Boston’s Frost Ice Loft serves drinks in frozen splendor

Printed from: https://newbostonpost.com/2016/01/11/bostons-frost-ice-loft-serves-drinks-in-frozen-splendor/

BOSTON – Layered in cloaks, hats and scarves, customers brave the cold inside to sip icy cocktails prepared at the Frost Ice Loft above Quincy Market behind Faneuil Hall.

Popular as a tourist destination, this unique bar serves up drinks chilled to below freezing in a room furnished and decorated entirely with hand-crafted ice and kept at a bracing 21 degrees Fahrenheit.

“Everything in here had a tourist-Boston connotation to it,” said Robert Platner, the lounge’s general manager, referring to its look when it opened in August 2013. During a reporter’s recent visit, Platner pointed around the room, to where a big swan like those that grace the boats on the Boston Public Garden pond had been, and the bar, which used to sport a Leonard P. Zakim-Bunker Hill Memorial Bridge design motif.

Platner said he has been trying to “make it more like an art gallery.”

From left to right, feature cocktails include Mexican Snow Shoe, Yeti's Blood, and Avalanche cocktails in ice glasses.

From left to right, featured cocktails include Mexican Snow Shoe, Yeti’s Blood, and Avalanche cocktails in ice glasses. (NewBostonPost, photo by Beth Treffeisen)

To attract more Boston locals and families, the venue plans to expand by adding an adjacent kids playroom and a warm-up area for customers. The expansion, set for March, will also let the owners refresh the bar and other elements made from ice. The work will transform the space by adding more topical and current ice sculptures and art.

A bar made entirely out of ice, except for the ceiling and floor, comes with some quirks. For one, the biggest enemy to the ice is not heat but air, especially moist air, according to Platner. Ice melts more quickly in humid air than in drier air.

“To the person who has never been in here before, it looks, ‘Oh wow! This is so cool,’” Platner said. But the ice needs refreshing, as typically, an ice bar’s frozen furnishings and decorations last no more than 16 months. The Frost Ice Loft has preserved its ice almost twice as long, thanks to the refrigeration system.

Freezing temperatures create their own problems. When the lounge first opened, all the drinks had to be pre-made in batches because mixers, including juice and soda, would freeze if kept in the bar. Platner has since added refrigerators behind the bar to keep mixers cold but above freezing so that bartenders can mix drinks to order.

Favorite libations include the Avalanche, made from tequila, rum, gin, vodka and blue curacao, giving it a bright blue hue. Another is Yeti’s Blood, featuring a deep red color from the use of raspberry puree and cranberry vodka. The lounge, which charges an admission fee, has a house limit of three alcoholic drinks per customer, according to its website.

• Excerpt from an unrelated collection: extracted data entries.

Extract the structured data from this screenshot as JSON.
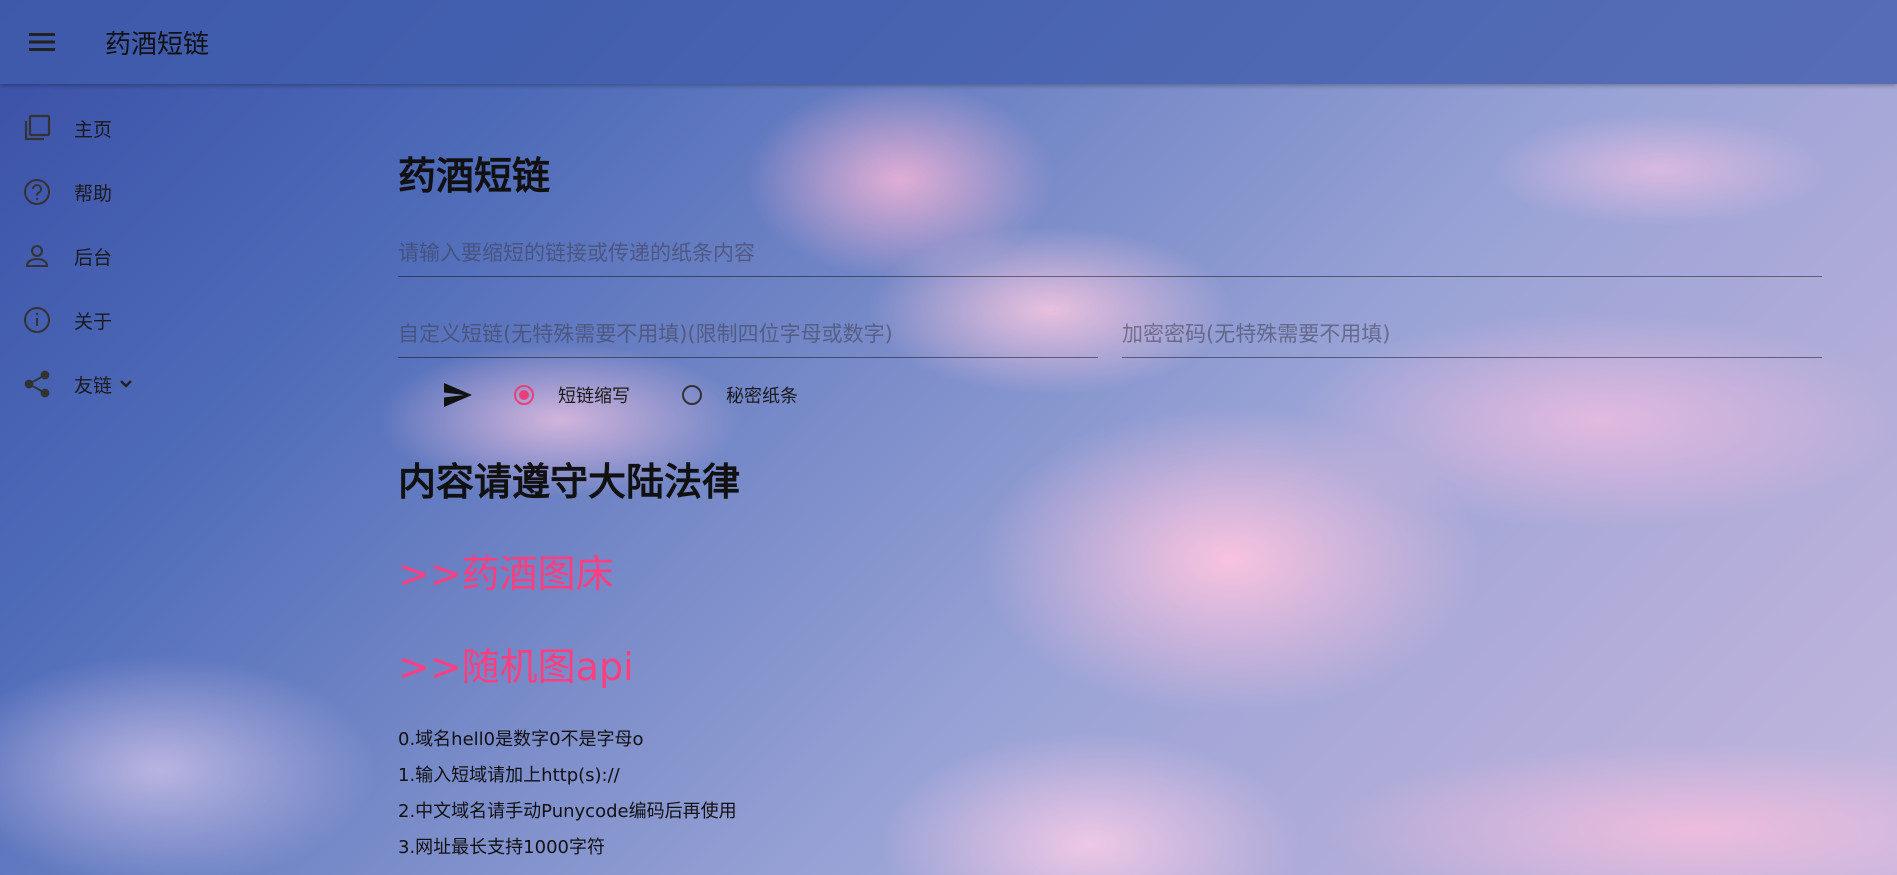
{
  "app": {
    "title": "药酒短链"
  },
  "nav": {
    "items": [
      {
        "label": "主页",
        "icon": "copy-icon"
      },
      {
        "label": "帮助",
        "icon": "help-icon"
      },
      {
        "label": "后台",
        "icon": "person-icon"
      },
      {
        "label": "关于",
        "icon": "info-icon"
      },
      {
        "label": "友链",
        "icon": "share-icon"
      }
    ]
  },
  "main": {
    "heading": "药酒短链",
    "url_input": {
      "placeholder": "请输入要缩短的链接或传递的纸条内容",
      "value": ""
    },
    "custom_input": {
      "placeholder": "自定义短链(无特殊需要不用填)(限制四位字母或数字)",
      "value": ""
    },
    "password_input": {
      "placeholder": "加密密码(无特殊需要不用填)",
      "value": ""
    },
    "modes": [
      {
        "label": "短链缩写",
        "selected": true
      },
      {
        "label": "秘密纸条",
        "selected": false
      }
    ],
    "law_notice": "内容请遵守大陆法律",
    "links": [
      {
        "label": ">>药酒图床"
      },
      {
        "label": ">>随机图api"
      }
    ],
    "notes": [
      "0.域名hell0是数字0不是字母o",
      "1.输入短域请加上http(s)://",
      "2.中文域名请手动Punycode编码后再使用",
      "3.网址最长支持1000字符"
    ]
  },
  "colors": {
    "accent": "#ff3d7f",
    "appbar": "#405cac",
    "radio_checked": "#e8407a"
  }
}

A variety of beers and wines are also on the menu for those who like to stick with less potent fare. The lounge also stocks ice wine, or eiswein in Germany and Austria, where it originated. A sweet, port-like after-dinner drink, it is made from grapes chilled to -10 degrees and then crushed.

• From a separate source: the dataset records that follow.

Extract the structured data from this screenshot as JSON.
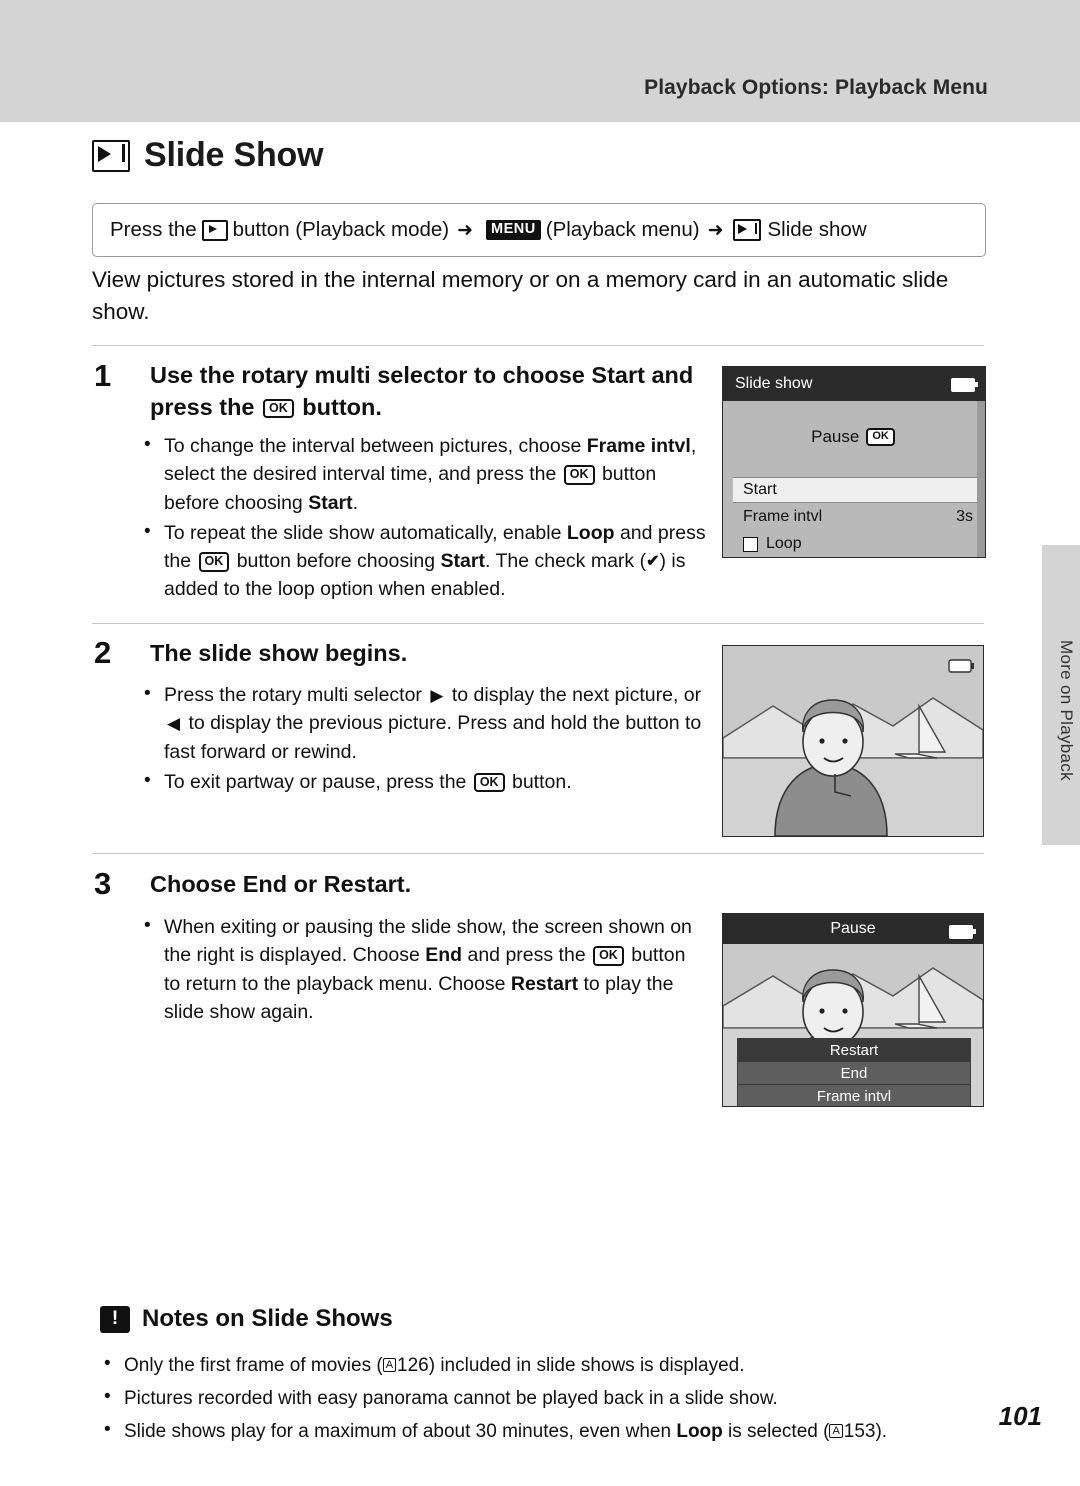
{
  "header": {
    "title": "Playback Options: Playback Menu"
  },
  "side_tab": {
    "label": "More on Playback"
  },
  "page_title": {
    "text": "Slide Show",
    "icon": "slide-show-icon"
  },
  "path_box": {
    "press_the": "Press the",
    "playback_mode": "button (Playback mode)",
    "menu_label": "MENU",
    "playback_menu": "(Playback menu)",
    "slide_show": "Slide show",
    "arrow": "➜"
  },
  "intro": "View pictures stored in the internal memory or on a memory card in an automatic slide show.",
  "steps": [
    {
      "number": "1",
      "heading_pre": "Use the rotary multi selector to choose ",
      "heading_bold": "Start",
      "heading_post": " and press the ",
      "heading_end": " button.",
      "bullets": [
        {
          "parts": [
            {
              "t": "To change the interval between pictures, choose "
            },
            {
              "t": "Frame intvl",
              "bold": true
            },
            {
              "t": ", select the desired interval time, and press the "
            },
            {
              "t": "OK-ICON"
            },
            {
              "t": " button before choosing "
            },
            {
              "t": "Start",
              "bold": true
            },
            {
              "t": "."
            }
          ]
        },
        {
          "parts": [
            {
              "t": "To repeat the slide show automatically, enable "
            },
            {
              "t": "Loop",
              "bold": true
            },
            {
              "t": " and press the "
            },
            {
              "t": "OK-ICON"
            },
            {
              "t": " button before choosing "
            },
            {
              "t": "Start",
              "bold": true
            },
            {
              "t": ". The check mark ("
            },
            {
              "t": "CHECK-ICON"
            },
            {
              "t": ") is added to the loop option when enabled."
            }
          ]
        }
      ]
    },
    {
      "number": "2",
      "heading_pre": "The slide show begins.",
      "heading_bold": "",
      "heading_post": "",
      "heading_end": "",
      "bullets": [
        {
          "parts": [
            {
              "t": "Press the rotary multi selector "
            },
            {
              "t": "RIGHT-ICON"
            },
            {
              "t": " to display the next picture, or "
            },
            {
              "t": "LEFT-ICON"
            },
            {
              "t": " to display the previous picture. Press and hold the button to fast forward or rewind."
            }
          ]
        },
        {
          "parts": [
            {
              "t": "To exit partway or pause, press the "
            },
            {
              "t": "OK-ICON"
            },
            {
              "t": " button."
            }
          ]
        }
      ]
    },
    {
      "number": "3",
      "heading_pre": "Choose End or Restart.",
      "heading_bold": "",
      "heading_post": "",
      "heading_end": "",
      "bullets": [
        {
          "parts": [
            {
              "t": "When exiting or pausing the slide show, the screen shown on the right is displayed. Choose "
            },
            {
              "t": "End",
              "bold": true
            },
            {
              "t": " and press the "
            },
            {
              "t": "OK-ICON"
            },
            {
              "t": " button to return to the playback menu. Choose "
            },
            {
              "t": "Restart",
              "bold": true
            },
            {
              "t": " to play the slide show again."
            }
          ]
        }
      ]
    }
  ],
  "screen1": {
    "title": "Slide show",
    "pause_label": "Pause",
    "rows": [
      {
        "label": "Start",
        "value": "",
        "selected": true
      },
      {
        "label": "Frame intvl",
        "value": "3s",
        "selected": false
      },
      {
        "label": "Loop",
        "value": "",
        "selected": false,
        "checkbox": true
      }
    ]
  },
  "screen3": {
    "title": "Pause",
    "rows": [
      {
        "label": "Restart",
        "selected": true
      },
      {
        "label": "End",
        "selected": false
      },
      {
        "label": "Frame intvl",
        "selected": false
      }
    ]
  },
  "notes": {
    "title": "Notes on Slide Shows",
    "items": [
      {
        "parts": [
          {
            "t": "Only the first frame of movies ("
          },
          {
            "t": "BOOK-ICON"
          },
          {
            "t": "126) included in slide shows is displayed."
          }
        ]
      },
      {
        "parts": [
          {
            "t": "Pictures recorded with easy panorama cannot be played back in a slide show."
          }
        ]
      },
      {
        "parts": [
          {
            "t": "Slide shows play for a maximum of about 30 minutes, even when "
          },
          {
            "t": "Loop",
            "bold": true
          },
          {
            "t": " is selected ("
          },
          {
            "t": "BOOK-ICON"
          },
          {
            "t": "153)."
          }
        ]
      }
    ]
  },
  "page_number": "101"
}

But with cocktails and other sorts of drinks comes spills and that also brings distinctive complications, similar to cleaning the insides of a freezer that hasn’t been turned off first.

Customers enjoy the ice made seating area in the Frost Ice Loft. (NewBostonPost, photo by Beth Treffeisen)

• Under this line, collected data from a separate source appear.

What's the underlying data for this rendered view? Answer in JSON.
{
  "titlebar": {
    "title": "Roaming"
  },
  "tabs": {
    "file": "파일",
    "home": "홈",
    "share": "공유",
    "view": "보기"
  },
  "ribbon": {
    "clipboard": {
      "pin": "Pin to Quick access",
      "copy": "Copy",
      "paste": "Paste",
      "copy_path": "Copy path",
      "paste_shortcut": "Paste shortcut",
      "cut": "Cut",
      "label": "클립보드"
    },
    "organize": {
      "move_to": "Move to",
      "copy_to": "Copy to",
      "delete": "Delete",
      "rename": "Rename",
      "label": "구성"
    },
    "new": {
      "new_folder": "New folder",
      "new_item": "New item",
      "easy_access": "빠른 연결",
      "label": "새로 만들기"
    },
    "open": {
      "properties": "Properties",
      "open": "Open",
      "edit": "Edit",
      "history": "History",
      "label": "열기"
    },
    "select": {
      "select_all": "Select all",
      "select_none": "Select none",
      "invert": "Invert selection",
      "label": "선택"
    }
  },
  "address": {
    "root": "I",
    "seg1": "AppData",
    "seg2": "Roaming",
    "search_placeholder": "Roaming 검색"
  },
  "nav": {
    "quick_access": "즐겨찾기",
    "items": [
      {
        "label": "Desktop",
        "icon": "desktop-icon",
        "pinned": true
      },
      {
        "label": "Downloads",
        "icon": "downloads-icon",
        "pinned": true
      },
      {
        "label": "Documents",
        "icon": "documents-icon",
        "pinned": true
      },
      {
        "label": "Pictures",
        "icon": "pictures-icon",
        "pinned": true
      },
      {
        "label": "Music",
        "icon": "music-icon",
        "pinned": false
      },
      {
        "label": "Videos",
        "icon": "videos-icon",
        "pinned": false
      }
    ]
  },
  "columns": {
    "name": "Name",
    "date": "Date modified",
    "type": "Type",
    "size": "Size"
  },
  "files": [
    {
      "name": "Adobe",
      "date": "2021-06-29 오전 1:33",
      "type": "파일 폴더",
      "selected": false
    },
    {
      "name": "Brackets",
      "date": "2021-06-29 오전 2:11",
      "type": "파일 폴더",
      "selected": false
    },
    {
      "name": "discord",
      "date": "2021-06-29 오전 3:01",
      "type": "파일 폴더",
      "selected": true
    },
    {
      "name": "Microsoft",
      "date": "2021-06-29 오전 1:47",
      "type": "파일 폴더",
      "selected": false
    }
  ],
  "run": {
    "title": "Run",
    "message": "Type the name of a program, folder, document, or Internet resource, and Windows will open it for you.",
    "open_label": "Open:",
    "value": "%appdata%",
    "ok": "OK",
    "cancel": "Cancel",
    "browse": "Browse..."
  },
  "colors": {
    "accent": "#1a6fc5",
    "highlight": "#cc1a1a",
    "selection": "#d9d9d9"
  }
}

Customers enjoy the ice made seating area in the Frost Ice Loft. (NewBostonPost, photo by Beth Treffeisen)

“The floor has to be cleaned a certain way because you can’t just go in there and mop the floor,” Platner said. “Because it’s 21 degrees in there – it freezes.” Instead, it takes special solvents to clean the floor.

In the future, Platner plans to focus on the multi-purpose dimensions of the venue at 200 State St. He also wants to add more artwork such as smaller ice pieces in the bar and rotating local artists in the heated lounge.

“I’m really optimistic” about the coming year, Platner said. “We’ll see what happens.”